One thing I’m excited about is the translational research we are doing now Africa, in Uganda and Ghana, where we really examine what the side effects of these drugs are doing to the mitochondria. We now believe the high prevalence of metabolic syndrome in people living with HIV, one of the contributing factors, could be the antiretroviral drugs causing mitochondria dysfunction. In normal people, this should be developed in the fifth decade of life, but it starts earlier in people living with HIV .

In infectious diseases, one hypothesis begets another. We started with just the side effect and thought the drug could be the culprit and found the relation to the mitochondria. Now we are finding mitochondria dysfunction could be the potential etiopathogenesis of this metabolic syndrome. What a gift to pediatric HIV specialists. That is something I have been passionate about, that after 17-18 years I am now able to really bring lab-based research to Africa. I’d dreamed about this so many years ago.

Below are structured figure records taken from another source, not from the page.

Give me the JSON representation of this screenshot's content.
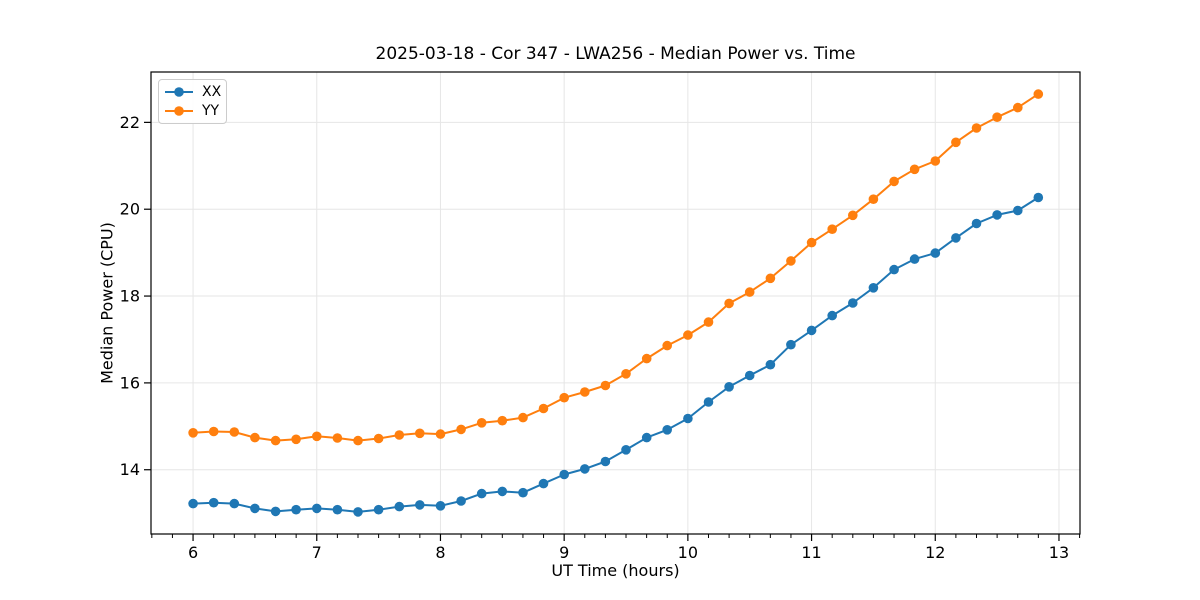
{
  "chart_data": {
    "type": "line",
    "title": "2025-03-18 - Cor 347 - LWA256 - Median Power vs. Time",
    "xlabel": "UT Time (hours)",
    "ylabel": "Median Power (CPU)",
    "x": [
      6.0,
      6.167,
      6.333,
      6.5,
      6.667,
      6.833,
      7.0,
      7.167,
      7.333,
      7.5,
      7.667,
      7.833,
      8.0,
      8.167,
      8.333,
      8.5,
      8.667,
      8.833,
      9.0,
      9.167,
      9.333,
      9.5,
      9.667,
      9.833,
      10.0,
      10.167,
      10.333,
      10.5,
      10.667,
      10.833,
      11.0,
      11.167,
      11.333,
      11.5,
      11.667,
      11.833,
      12.0,
      12.167,
      12.333,
      12.5,
      12.667,
      12.833
    ],
    "series": [
      {
        "name": "XX",
        "color": "#1f77b4",
        "marker": "circle",
        "values": [
          13.22,
          13.24,
          13.22,
          13.11,
          13.04,
          13.08,
          13.11,
          13.08,
          13.03,
          13.08,
          13.15,
          13.19,
          13.17,
          13.28,
          13.45,
          13.5,
          13.47,
          13.68,
          13.89,
          14.02,
          14.19,
          14.46,
          14.74,
          14.92,
          15.18,
          15.56,
          15.91,
          16.17,
          16.42,
          16.88,
          17.21,
          17.55,
          17.84,
          18.19,
          18.61,
          18.85,
          18.99,
          19.34,
          19.67,
          19.87,
          19.97,
          20.27
        ]
      },
      {
        "name": "YY",
        "color": "#ff7f0e",
        "marker": "circle",
        "values": [
          14.85,
          14.88,
          14.87,
          14.74,
          14.67,
          14.7,
          14.77,
          14.73,
          14.67,
          14.72,
          14.8,
          14.84,
          14.82,
          14.93,
          15.08,
          15.13,
          15.2,
          15.41,
          15.66,
          15.79,
          15.94,
          16.21,
          16.56,
          16.86,
          17.1,
          17.4,
          17.83,
          18.09,
          18.41,
          18.81,
          19.23,
          19.54,
          19.86,
          20.23,
          20.64,
          20.92,
          21.11,
          21.54,
          21.87,
          22.12,
          22.34,
          22.65
        ]
      }
    ],
    "xlim": [
      5.66,
      13.17
    ],
    "ylim": [
      12.52,
      23.16
    ],
    "xticks": [
      6,
      7,
      8,
      9,
      10,
      11,
      12,
      13
    ],
    "yticks": [
      14,
      16,
      18,
      20,
      22
    ],
    "x_minor_tick_step": 0.16667,
    "grid": true,
    "legend_position": "upper left",
    "grid_color": "#e6e6e6",
    "axis_color": "#000000",
    "background_color": "#ffffff"
  }
}
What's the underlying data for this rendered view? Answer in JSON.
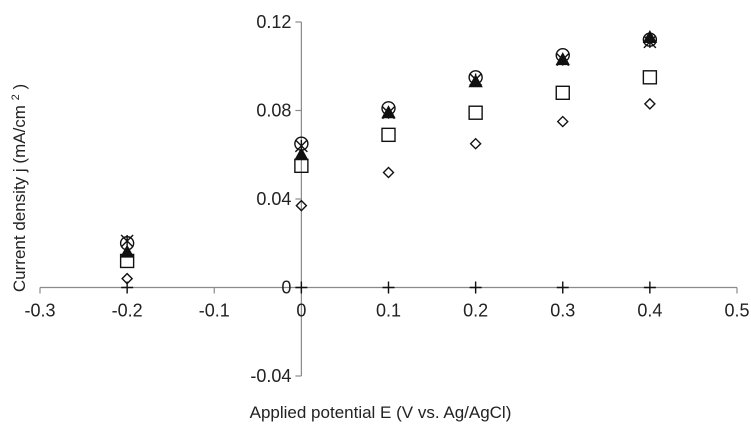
{
  "chart_data": {
    "type": "scatter",
    "title": "",
    "xlabel": "Applied potential E (V vs. Ag/AgCl)",
    "ylabel_main": "Current density j (mA/cm",
    "ylabel_sup": "2",
    "ylabel_tail": ")",
    "xlim": [
      -0.3,
      0.5
    ],
    "ylim": [
      -0.04,
      0.12
    ],
    "x_ticks": [
      -0.3,
      -0.2,
      -0.1,
      0,
      0.1,
      0.2,
      0.3,
      0.4,
      0.5
    ],
    "x_tick_labels": [
      "-0.3",
      "-0.2",
      "-0.1",
      "0",
      "0.1",
      "0.2",
      "0.3",
      "0.4",
      "0.5"
    ],
    "y_ticks": [
      -0.04,
      0,
      0.04,
      0.08,
      0.12
    ],
    "y_tick_labels": [
      "-0.04",
      "0",
      "0.04",
      "0.08",
      "0.12"
    ],
    "grid": false,
    "legend": "none",
    "series": [
      {
        "marker": "diamond",
        "points": [
          [
            -0.2,
            0.004
          ],
          [
            0,
            0.037
          ],
          [
            0.1,
            0.052
          ],
          [
            0.2,
            0.065
          ],
          [
            0.3,
            0.075
          ],
          [
            0.4,
            0.083
          ]
        ]
      },
      {
        "marker": "square",
        "points": [
          [
            -0.2,
            0.012
          ],
          [
            0,
            0.055
          ],
          [
            0.1,
            0.069
          ],
          [
            0.2,
            0.079
          ],
          [
            0.3,
            0.088
          ],
          [
            0.4,
            0.095
          ]
        ]
      },
      {
        "marker": "triangle",
        "points": [
          [
            -0.2,
            0.016
          ],
          [
            0,
            0.06
          ],
          [
            0.1,
            0.079
          ],
          [
            0.2,
            0.093
          ],
          [
            0.3,
            0.103
          ],
          [
            0.4,
            0.113
          ]
        ]
      },
      {
        "marker": "asterisk",
        "points": [
          [
            -0.2,
            0.021
          ],
          [
            0,
            0.064
          ],
          [
            0.1,
            0.079
          ],
          [
            0.2,
            0.094
          ],
          [
            0.3,
            0.103
          ],
          [
            0.4,
            0.111
          ]
        ]
      },
      {
        "marker": "circle",
        "points": [
          [
            -0.2,
            0.02
          ],
          [
            0,
            0.065
          ],
          [
            0.1,
            0.081
          ],
          [
            0.2,
            0.095
          ],
          [
            0.3,
            0.105
          ],
          [
            0.4,
            0.112
          ]
        ]
      },
      {
        "marker": "plus",
        "points": [
          [
            -0.2,
            0
          ],
          [
            0,
            0
          ],
          [
            0.1,
            0
          ],
          [
            0.2,
            0
          ],
          [
            0.3,
            0
          ],
          [
            0.4,
            0
          ]
        ]
      }
    ]
  }
}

What do you enjoy most about being a PIDS board member; what keeps you renewing your Society membership? First and foremost, it is the vision and mission of the Society. It’s how passionate we all are on all things infectious disease and in helping children. Usually, children are forgotten or a second thought. But for a society to put all its energy in reaching and serving children is golden. Pediatric infectious diseases is a subspecialty where you don’t have to preach equity to them. Our Society has taken a lead in equity, we were doing it even before the concept of diversity, equity and inclusion took hold. We have been dealing with diseases that affect the broad swath of humanity from the start, whether it is the underserved, the well-served, or the privileged in the world. I see in our Society that we embody that.

Those pediatric ID people who came before us took on vaccines in children that largely affect the global south, but people here worked hard to address those diseases. We have been for equity and inclusivity from the start and I love that. I came to the board to continue that sort of work and ensure we continue to advocate for equity, diversity, inclusivity for all the children in the world.

Also, networking and collaboration of the society is special. I am a member of several societies, this one is like a family that you want to be with. That’s what keeps attracting me to be part of PIDS. I am currently a section chief of ID, and seeing how we can address this issue of getting people into pediatric ID. The work of the board to create policies and strategies to keep people excited about our specialty, . trying to get more interest in our students, residents, even looking at the high school level. COVID has been a primer to those of us in ID to drum up interest. If we don’t use the momentum COVID has given us it would be a lost cause.